I admire folks who are willing to get out of their comfort zone and try something new. I only look down on lifters who do stupid things while looking like they think they’re the shit. Cocky, arrogant, God’s-gift bullshit makes me want to accidentally-on-purpose drop a plate too close to their lifts. But someone coming in and trying to figure out what works best for them, puttering around and giving it a go–I got no problem with that. We all used to be new. And you can’t tell what challenges someone is dealing with or overcoming by looking at them. If you’re a woman who is ready to start lifting weights, you’ve just leapt over a major mental barrier into the wonderful, exciting and empowering world of increased strength and independence. I’m so happy for you and can’t wait to support you in this new endeavor!
Are you thinking about getting into lifting and need a little push of encouragement? Leave a comment below! Are you old-hat and think I missed something important about having the right headspace to get started? I want to hear that too! You can also find and follow Progressive Strength on Facebook and join the conversation over there.

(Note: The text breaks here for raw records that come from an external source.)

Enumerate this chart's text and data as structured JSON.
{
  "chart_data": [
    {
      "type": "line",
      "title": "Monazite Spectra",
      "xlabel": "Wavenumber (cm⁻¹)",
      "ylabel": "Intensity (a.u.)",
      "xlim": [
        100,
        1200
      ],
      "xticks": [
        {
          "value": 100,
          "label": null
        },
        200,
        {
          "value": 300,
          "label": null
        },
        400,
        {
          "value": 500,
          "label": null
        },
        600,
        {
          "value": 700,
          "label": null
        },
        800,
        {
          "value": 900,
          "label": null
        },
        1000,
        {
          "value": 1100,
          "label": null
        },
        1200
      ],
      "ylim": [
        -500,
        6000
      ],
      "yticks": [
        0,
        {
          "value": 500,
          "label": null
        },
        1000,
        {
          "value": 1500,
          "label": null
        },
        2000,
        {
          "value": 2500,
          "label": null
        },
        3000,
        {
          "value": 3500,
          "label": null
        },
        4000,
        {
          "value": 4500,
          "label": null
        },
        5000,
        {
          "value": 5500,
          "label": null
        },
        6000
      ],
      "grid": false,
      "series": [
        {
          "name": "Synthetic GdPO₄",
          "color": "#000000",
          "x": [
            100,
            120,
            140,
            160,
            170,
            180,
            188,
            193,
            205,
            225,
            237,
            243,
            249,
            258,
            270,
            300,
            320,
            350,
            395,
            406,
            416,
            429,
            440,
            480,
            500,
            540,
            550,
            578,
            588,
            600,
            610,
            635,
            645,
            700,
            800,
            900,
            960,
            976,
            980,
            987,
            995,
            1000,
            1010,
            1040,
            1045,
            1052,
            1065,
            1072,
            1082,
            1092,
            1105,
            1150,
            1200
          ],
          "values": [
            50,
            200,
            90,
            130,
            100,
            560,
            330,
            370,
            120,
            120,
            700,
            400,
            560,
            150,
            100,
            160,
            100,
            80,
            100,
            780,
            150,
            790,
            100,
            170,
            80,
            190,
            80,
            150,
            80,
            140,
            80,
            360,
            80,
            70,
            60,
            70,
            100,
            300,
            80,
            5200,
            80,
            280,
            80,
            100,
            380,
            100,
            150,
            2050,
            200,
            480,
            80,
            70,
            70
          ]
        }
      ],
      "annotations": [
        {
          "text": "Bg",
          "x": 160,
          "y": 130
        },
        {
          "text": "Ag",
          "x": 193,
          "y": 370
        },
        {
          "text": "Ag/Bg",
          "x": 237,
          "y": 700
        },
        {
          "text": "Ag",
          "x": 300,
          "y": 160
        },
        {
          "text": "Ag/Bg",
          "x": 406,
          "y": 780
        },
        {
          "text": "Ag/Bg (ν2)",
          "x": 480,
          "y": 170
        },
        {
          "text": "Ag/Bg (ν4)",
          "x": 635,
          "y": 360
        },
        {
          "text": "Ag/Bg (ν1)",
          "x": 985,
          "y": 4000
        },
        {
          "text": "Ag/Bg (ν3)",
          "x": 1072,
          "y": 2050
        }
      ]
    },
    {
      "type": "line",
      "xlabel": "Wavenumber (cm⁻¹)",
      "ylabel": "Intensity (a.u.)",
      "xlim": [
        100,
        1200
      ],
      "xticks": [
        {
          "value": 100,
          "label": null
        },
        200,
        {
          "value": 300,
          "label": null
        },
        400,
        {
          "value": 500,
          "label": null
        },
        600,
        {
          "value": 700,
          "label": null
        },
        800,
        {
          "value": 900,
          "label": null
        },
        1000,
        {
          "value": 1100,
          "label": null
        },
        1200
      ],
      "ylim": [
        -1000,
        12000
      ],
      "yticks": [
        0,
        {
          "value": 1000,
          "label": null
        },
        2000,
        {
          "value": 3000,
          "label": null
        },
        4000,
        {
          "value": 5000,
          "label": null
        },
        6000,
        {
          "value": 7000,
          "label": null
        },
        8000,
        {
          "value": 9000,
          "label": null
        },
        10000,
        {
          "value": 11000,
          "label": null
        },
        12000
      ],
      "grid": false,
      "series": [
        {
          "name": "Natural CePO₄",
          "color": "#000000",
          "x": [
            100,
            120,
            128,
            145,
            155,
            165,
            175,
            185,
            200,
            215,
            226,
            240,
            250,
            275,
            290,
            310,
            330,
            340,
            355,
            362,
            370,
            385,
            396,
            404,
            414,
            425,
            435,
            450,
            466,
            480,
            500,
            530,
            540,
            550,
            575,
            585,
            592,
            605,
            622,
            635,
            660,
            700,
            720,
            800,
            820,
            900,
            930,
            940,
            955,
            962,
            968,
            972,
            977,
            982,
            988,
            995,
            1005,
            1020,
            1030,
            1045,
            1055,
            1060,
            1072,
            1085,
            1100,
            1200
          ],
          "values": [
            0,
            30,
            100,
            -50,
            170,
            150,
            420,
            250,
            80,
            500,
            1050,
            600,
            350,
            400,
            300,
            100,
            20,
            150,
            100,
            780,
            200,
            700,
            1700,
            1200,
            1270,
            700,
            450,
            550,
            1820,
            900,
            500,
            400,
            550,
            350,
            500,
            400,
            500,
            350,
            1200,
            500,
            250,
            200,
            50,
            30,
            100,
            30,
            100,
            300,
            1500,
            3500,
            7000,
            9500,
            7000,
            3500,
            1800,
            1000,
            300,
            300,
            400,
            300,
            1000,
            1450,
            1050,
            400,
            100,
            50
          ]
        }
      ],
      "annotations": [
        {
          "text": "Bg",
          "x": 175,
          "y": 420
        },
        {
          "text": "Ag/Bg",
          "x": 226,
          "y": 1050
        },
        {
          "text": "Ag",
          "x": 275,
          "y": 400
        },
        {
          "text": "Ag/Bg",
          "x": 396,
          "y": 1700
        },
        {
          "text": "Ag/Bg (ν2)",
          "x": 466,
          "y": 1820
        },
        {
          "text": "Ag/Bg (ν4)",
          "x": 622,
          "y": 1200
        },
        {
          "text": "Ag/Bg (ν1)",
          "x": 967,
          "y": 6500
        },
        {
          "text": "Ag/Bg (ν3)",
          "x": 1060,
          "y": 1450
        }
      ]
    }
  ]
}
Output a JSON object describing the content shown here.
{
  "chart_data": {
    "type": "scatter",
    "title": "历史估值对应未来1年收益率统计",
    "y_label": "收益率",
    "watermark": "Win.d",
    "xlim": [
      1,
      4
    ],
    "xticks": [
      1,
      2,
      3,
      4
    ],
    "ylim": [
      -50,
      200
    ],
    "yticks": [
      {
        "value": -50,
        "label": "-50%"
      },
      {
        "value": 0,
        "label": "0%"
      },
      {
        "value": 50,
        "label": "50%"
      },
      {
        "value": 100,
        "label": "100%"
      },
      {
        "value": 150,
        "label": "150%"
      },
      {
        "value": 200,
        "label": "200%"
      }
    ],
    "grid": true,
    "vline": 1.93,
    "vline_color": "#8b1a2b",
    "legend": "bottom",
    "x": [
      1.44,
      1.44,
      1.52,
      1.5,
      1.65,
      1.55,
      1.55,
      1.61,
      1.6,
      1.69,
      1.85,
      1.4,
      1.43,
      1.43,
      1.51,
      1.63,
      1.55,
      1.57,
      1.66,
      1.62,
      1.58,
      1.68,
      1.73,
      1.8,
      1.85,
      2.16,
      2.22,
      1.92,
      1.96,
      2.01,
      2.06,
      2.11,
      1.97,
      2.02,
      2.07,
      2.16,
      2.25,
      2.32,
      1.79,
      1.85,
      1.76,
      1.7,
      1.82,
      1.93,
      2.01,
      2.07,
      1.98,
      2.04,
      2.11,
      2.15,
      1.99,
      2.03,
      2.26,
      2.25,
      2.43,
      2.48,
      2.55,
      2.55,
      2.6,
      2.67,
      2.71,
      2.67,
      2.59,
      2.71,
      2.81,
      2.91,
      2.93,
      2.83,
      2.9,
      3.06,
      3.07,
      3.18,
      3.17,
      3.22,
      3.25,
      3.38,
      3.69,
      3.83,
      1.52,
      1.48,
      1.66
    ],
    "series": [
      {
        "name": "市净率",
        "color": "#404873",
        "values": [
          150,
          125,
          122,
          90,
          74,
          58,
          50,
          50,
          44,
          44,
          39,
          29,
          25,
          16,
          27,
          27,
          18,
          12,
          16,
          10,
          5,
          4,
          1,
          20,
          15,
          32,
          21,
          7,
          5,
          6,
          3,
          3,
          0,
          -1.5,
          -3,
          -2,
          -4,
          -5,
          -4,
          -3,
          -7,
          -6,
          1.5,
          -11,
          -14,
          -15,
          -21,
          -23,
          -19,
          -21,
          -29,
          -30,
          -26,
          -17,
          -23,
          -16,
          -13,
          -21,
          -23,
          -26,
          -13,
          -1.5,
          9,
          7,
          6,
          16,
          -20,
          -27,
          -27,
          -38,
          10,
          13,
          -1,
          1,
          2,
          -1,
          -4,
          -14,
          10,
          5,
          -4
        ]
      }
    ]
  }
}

I look forward to hearing from you!
(1) Every time I write about my experiences with male-dominated lifting, I get a handful of responses from women along the lines of, “I’ve never been treated this way. Everyone has always been very welcoming and encouraging of my lifting.” So, apparently that’s a possibility, and that means maybe this won’t be a thing for you. However, that has not been my experience, and the more “gen pop” my gym, the less welcoming and more overtly aggressive the male population has been. When I can afford to go to more specialized lifting gyms with a more educated population, my overall experiences have been significantly less testosterone-laden.